Failure model (all loud, all located)
Orphan (no enclosing ModelConfig (ancestors here: ...)), cycles (both ends named), markers
smuggled outside field slots (root sweep names the path), pending reads, draft dumps, and
resolver exceptions are all ValidationError/UnsetError/DraftError carrying the dotted
path, owning Cls.field, and the lambda's file:line site.
Rules for generated code
- Do NOT use
from __future__ import annotations (the library does not): annotations are
eager, matching notebook semantics and pydantic's resolution; quote forward references
explicitly (def helper(cfg: "TrainConfig")).
- Type checker: basedpyright.
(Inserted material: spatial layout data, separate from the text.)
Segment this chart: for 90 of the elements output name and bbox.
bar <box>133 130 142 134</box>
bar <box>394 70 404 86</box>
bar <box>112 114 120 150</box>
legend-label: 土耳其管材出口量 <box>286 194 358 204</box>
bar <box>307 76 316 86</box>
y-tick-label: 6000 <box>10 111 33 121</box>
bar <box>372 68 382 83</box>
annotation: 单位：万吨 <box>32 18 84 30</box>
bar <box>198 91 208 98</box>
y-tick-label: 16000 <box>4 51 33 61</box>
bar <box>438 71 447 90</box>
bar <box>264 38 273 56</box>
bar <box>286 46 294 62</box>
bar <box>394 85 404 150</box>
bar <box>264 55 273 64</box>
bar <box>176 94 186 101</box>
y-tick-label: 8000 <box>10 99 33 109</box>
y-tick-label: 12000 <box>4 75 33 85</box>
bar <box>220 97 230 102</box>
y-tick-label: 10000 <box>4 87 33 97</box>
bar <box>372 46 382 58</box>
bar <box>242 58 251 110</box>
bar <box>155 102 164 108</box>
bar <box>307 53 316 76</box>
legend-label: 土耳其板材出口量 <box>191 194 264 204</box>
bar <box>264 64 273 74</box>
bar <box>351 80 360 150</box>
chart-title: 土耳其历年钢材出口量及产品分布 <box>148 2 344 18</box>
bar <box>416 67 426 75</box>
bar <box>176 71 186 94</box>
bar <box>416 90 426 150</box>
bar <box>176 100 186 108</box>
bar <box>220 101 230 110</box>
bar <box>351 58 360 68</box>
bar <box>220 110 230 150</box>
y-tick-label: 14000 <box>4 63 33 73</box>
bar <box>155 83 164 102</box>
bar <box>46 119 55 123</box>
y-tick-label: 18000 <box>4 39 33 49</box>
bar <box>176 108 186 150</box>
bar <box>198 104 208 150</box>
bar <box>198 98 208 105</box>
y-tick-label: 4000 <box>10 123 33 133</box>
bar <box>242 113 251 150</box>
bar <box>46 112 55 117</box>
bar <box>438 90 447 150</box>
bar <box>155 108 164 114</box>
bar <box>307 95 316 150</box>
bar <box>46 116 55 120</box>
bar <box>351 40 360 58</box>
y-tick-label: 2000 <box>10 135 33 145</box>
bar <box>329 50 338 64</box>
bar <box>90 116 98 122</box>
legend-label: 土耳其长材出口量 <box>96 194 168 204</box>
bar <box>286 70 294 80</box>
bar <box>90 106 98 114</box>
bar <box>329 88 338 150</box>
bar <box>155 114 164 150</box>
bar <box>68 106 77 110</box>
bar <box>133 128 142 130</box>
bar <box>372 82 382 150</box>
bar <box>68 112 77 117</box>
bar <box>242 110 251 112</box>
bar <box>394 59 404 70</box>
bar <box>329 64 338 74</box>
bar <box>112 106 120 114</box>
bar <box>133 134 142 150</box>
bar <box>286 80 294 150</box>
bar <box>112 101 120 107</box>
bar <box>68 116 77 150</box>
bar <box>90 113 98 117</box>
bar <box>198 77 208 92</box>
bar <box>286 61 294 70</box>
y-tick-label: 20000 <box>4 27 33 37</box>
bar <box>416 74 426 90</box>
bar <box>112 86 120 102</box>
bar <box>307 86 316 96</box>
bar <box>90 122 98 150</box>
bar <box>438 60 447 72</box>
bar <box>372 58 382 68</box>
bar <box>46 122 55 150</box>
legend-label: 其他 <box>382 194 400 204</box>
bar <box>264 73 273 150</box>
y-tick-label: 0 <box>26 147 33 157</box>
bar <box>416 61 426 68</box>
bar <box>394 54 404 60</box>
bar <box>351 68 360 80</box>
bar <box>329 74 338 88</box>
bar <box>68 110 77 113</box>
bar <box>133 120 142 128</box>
The lambda's RETURN type is checked at both slots; the lambda
body is dynamically typed (
c navigations return Any), like pydantic's default_factory.
- Verb names: a user field named exactly
config_finalize (etc.) takes full priority and
the method vanishes for that class; module verbs (C.finalize) always work. config_*
fields like config_name are NOT policed: no warnings, ever.
- Direct construction does not see ancestors:
LNConfig() with an ancestor-needing rule fails
loudly; use the draft path or pass the value explicitly.